### Data Collection

In [None]:
# Code to download file into Colaboratory:
!pip install -U -q PyDrive
from pydrive.auth import GoogleAuth
from pydrive.drive import GoogleDrive
from google.colab import auth
from oauth2client.client import GoogleCredentials
# Authenticate and create the PyDrive client.
auth.authenticate_user()
gauth = GoogleAuth()
gauth.credentials = GoogleCredentials.get_application_default()
drive = GoogleDrive(gauth)

id = '16g474hdNsaNx0_SnoKuqj2BuwSEGdnbt'
downloaded = drive.CreateFile({'id':id}) 
downloaded.GetContentFile('training_data.csv')  

id = '1-7hj0sF3Rc5G6POKdkpbDXm_Q6BWFDPU'
downloaded = drive.CreateFile({'id':id}) 
downloaded.GetContentFile('testing_data.csv')  

import pandas as pd
training_data = pd.read_csv("/content/training_data.csv")
testing_data = pd.read_csv("/content/testing_data.csv")
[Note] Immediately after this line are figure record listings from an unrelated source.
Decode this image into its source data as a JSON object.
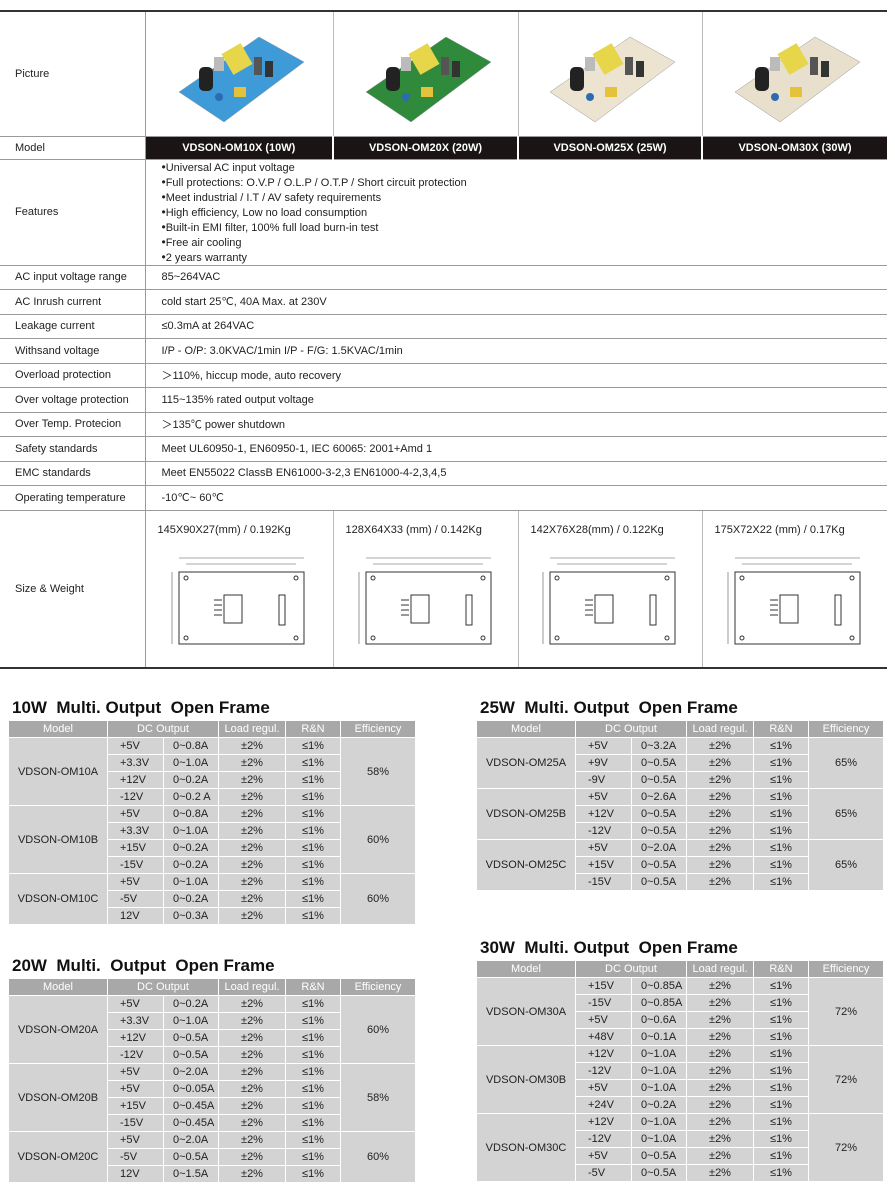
{
  "spec": {
    "labels": {
      "picture": "Picture",
      "model": "Model",
      "features": "Features",
      "size_weight": "Size & Weight"
    },
    "models": [
      "VDSON-OM10X (10W)",
      "VDSON-OM20X (20W)",
      "VDSON-OM25X (25W)",
      "VDSON-OM30X (30W)"
    ],
    "picture_colors": [
      "#3f9ad8",
      "#2f8a3c",
      "#ece4d0",
      "#e8dfcc"
    ],
    "features": [
      "Universal AC input voltage",
      "Full protections: O.V.P / O.L.P / O.T.P / Short circuit protection",
      "Meet industrial / I.T / AV safety requirements",
      "High efficiency, Low no load consumption",
      "Built-in EMI filter, 100% full load burn-in test",
      "Free air cooling",
      "2 years warranty"
    ],
    "rows": [
      {
        "label": "AC input voltage range",
        "value": "85~264VAC"
      },
      {
        "label": "AC Inrush current",
        "value": "cold start 25℃,  40A  Max. at  230V"
      },
      {
        "label": "Leakage current",
        "value": "≤0.3mA at 264VAC"
      },
      {
        "label": "Withsand voltage",
        "value": "I/P - O/P: 3.0KVAC/1min   I/P - F/G: 1.5KVAC/1min"
      },
      {
        "label": "Overload protection",
        "value": "＞110%, hiccup mode, auto recovery"
      },
      {
        "label": "Over voltage protection",
        "value": "115~135% rated output voltage"
      },
      {
        "label": "Over Temp. Protecion",
        "value": "＞135℃ power shutdown"
      },
      {
        "label": "Safety standards",
        "value": "Meet UL60950-1, EN60950-1, IEC 60065: 2001+Amd 1"
      },
      {
        "label": "EMC standards",
        "value": "Meet EN55022 ClassB   EN61000-3-2,3   EN61000-4-2,3,4,5"
      },
      {
        "label": "Operating temperature",
        "value": "-10℃~ 60℃"
      }
    ],
    "sizes": [
      "145X90X27(mm)  /  0.192Kg",
      "128X64X33 (mm)  /  0.142Kg",
      "142X76X28(mm)  /  0.122Kg",
      "175X72X22 (mm)  /  0.17Kg"
    ]
  },
  "tables": [
    {
      "title": "10W  Multi. Output  Open Frame",
      "headers": {
        "model": "Model",
        "dc": "DC Output",
        "load": "Load regul.",
        "rn": "R&N",
        "eff": "Efficiency"
      },
      "groups": [
        {
          "model": "VDSON-OM10A",
          "efficiency": "58%",
          "outputs": [
            [
              "+5V",
              "0~0.8A",
              "±2%",
              "≤1%"
            ],
            [
              "+3.3V",
              "0~1.0A",
              "±2%",
              "≤1%"
            ],
            [
              "+12V",
              "0~0.2A",
              "±2%",
              "≤1%"
            ],
            [
              "-12V",
              "0~0.2 A",
              "±2%",
              "≤1%"
            ]
          ]
        },
        {
          "model": "VDSON-OM10B",
          "efficiency": "60%",
          "outputs": [
            [
              "+5V",
              "0~0.8A",
              "±2%",
              "≤1%"
            ],
            [
              "+3.3V",
              "0~1.0A",
              "±2%",
              "≤1%"
            ],
            [
              "+15V",
              "0~0.2A",
              "±2%",
              "≤1%"
            ],
            [
              "-15V",
              "0~0.2A",
              "±2%",
              "≤1%"
            ]
          ]
        },
        {
          "model": "VDSON-OM10C",
          "efficiency": "60%",
          "outputs": [
            [
              "+5V",
              "0~1.0A",
              "±2%",
              "≤1%"
            ],
            [
              "-5V",
              "0~0.2A",
              "±2%",
              "≤1%"
            ],
            [
              "12V",
              "0~0.3A",
              "±2%",
              "≤1%"
            ]
          ]
        }
      ]
    },
    {
      "title": "20W  Multi.  Output  Open Frame",
      "headers": {
        "model": "Model",
        "dc": "DC Output",
        "load": "Load regul.",
        "rn": "R&N",
        "eff": "Efficiency"
      },
      "groups": [
        {
          "model": "VDSON-OM20A",
          "efficiency": "60%",
          "outputs": [
            [
              "+5V",
              "0~0.2A",
              "±2%",
              "≤1%"
            ],
            [
              "+3.3V",
              "0~1.0A",
              "±2%",
              "≤1%"
            ],
            [
              "+12V",
              "0~0.5A",
              "±2%",
              "≤1%"
            ],
            [
              "-12V",
              "0~0.5A",
              "±2%",
              "≤1%"
            ]
          ]
        },
        {
          "model": "VDSON-OM20B",
          "efficiency": "58%",
          "outputs": [
            [
              "+5V",
              "0~2.0A",
              "±2%",
              "≤1%"
            ],
            [
              "+5V",
              "0~0.05A",
              "±2%",
              "≤1%"
            ],
            [
              "+15V",
              "0~0.45A",
              "±2%",
              "≤1%"
            ],
            [
              "-15V",
              "0~0.45A",
              "±2%",
              "≤1%"
            ]
          ]
        },
        {
          "model": "VDSON-OM20C",
          "efficiency": "60%",
          "outputs": [
            [
              "+5V",
              "0~2.0A",
              "±2%",
              "≤1%"
            ],
            [
              "-5V",
              "0~0.5A",
              "±2%",
              "≤1%"
            ],
            [
              "12V",
              "0~1.5A",
              "±2%",
              "≤1%"
            ]
          ]
        }
      ]
    },
    {
      "title": "25W  Multi. Output  Open Frame",
      "headers": {
        "model": "Model",
        "dc": "DC Output",
        "load": "Load regul.",
        "rn": "R&N",
        "eff": "Efficiency"
      },
      "groups": [
        {
          "model": "VDSON-OM25A",
          "efficiency": "65%",
          "outputs": [
            [
              "+5V",
              "0~3.2A",
              "±2%",
              "≤1%"
            ],
            [
              "+9V",
              "0~0.5A",
              "±2%",
              "≤1%"
            ],
            [
              "-9V",
              "0~0.5A",
              "±2%",
              "≤1%"
            ]
          ]
        },
        {
          "model": "VDSON-OM25B",
          "efficiency": "65%",
          "outputs": [
            [
              "+5V",
              "0~2.6A",
              "±2%",
              "≤1%"
            ],
            [
              "+12V",
              "0~0.5A",
              "±2%",
              "≤1%"
            ],
            [
              "-12V",
              "0~0.5A",
              "±2%",
              "≤1%"
            ]
          ]
        },
        {
          "model": "VDSON-OM25C",
          "efficiency": "65%",
          "outputs": [
            [
              "+5V",
              "0~2.0A",
              "±2%",
              "≤1%"
            ],
            [
              "+15V",
              "0~0.5A",
              "±2%",
              "≤1%"
            ],
            [
              "-15V",
              "0~0.5A",
              "±2%",
              "≤1%"
            ]
          ]
        }
      ]
    },
    {
      "title": "30W  Multi. Output  Open Frame",
      "headers": {
        "model": "Model",
        "dc": "DC Output",
        "load": "Load regul.",
        "rn": "R&N",
        "eff": "Efficiency"
      },
      "groups": [
        {
          "model": "VDSON-OM30A",
          "efficiency": "72%",
          "outputs": [
            [
              "+15V",
              "0~0.85A",
              "±2%",
              "≤1%"
            ],
            [
              "-15V",
              "0~0.85A",
              "±2%",
              "≤1%"
            ],
            [
              "+5V",
              "0~0.6A",
              "±2%",
              "≤1%"
            ],
            [
              "+48V",
              "0~0.1A",
              "±2%",
              "≤1%"
            ]
          ]
        },
        {
          "model": "VDSON-OM30B",
          "efficiency": "72%",
          "outputs": [
            [
              "+12V",
              "0~1.0A",
              "±2%",
              "≤1%"
            ],
            [
              "-12V",
              "0~1.0A",
              "±2%",
              "≤1%"
            ],
            [
              "+5V",
              "0~1.0A",
              "±2%",
              "≤1%"
            ],
            [
              "+24V",
              "0~0.2A",
              "±2%",
              "≤1%"
            ]
          ]
        },
        {
          "model": "VDSON-OM30C",
          "efficiency": "72%",
          "outputs": [
            [
              "+12V",
              "0~1.0A",
              "±2%",
              "≤1%"
            ],
            [
              "-12V",
              "0~1.0A",
              "±2%",
              "≤1%"
            ],
            [
              "+5V",
              "0~0.5A",
              "±2%",
              "≤1%"
            ],
            [
              "-5V",
              "0~0.5A",
              "±2%",
              "≤1%"
            ]
          ]
        }
      ]
    }
  ]
}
print("------------------------------------")
print("Size of training dataset: {0}".format(len(training_data)))
print("Size of testing dataset: {0}".format(len(testing_data)))
print("------------------------------------")

print("------------------------------------")
print("Sample Data")
print("LABEL: {0} / SENTENCE: {1}".format(training_data.iloc[-1,0], training_data.iloc[-1,1]))
print("------------------------------------")


In [None]:
training_data.head()

In [None]:
# Extract the labels and posts and store into List

# Get the list of training data (posts)
training_posts=training_data['posts'].tolist()
# Get the list of corresponding labels for the training data (posts)
training_labels=training_data['type'].tolist()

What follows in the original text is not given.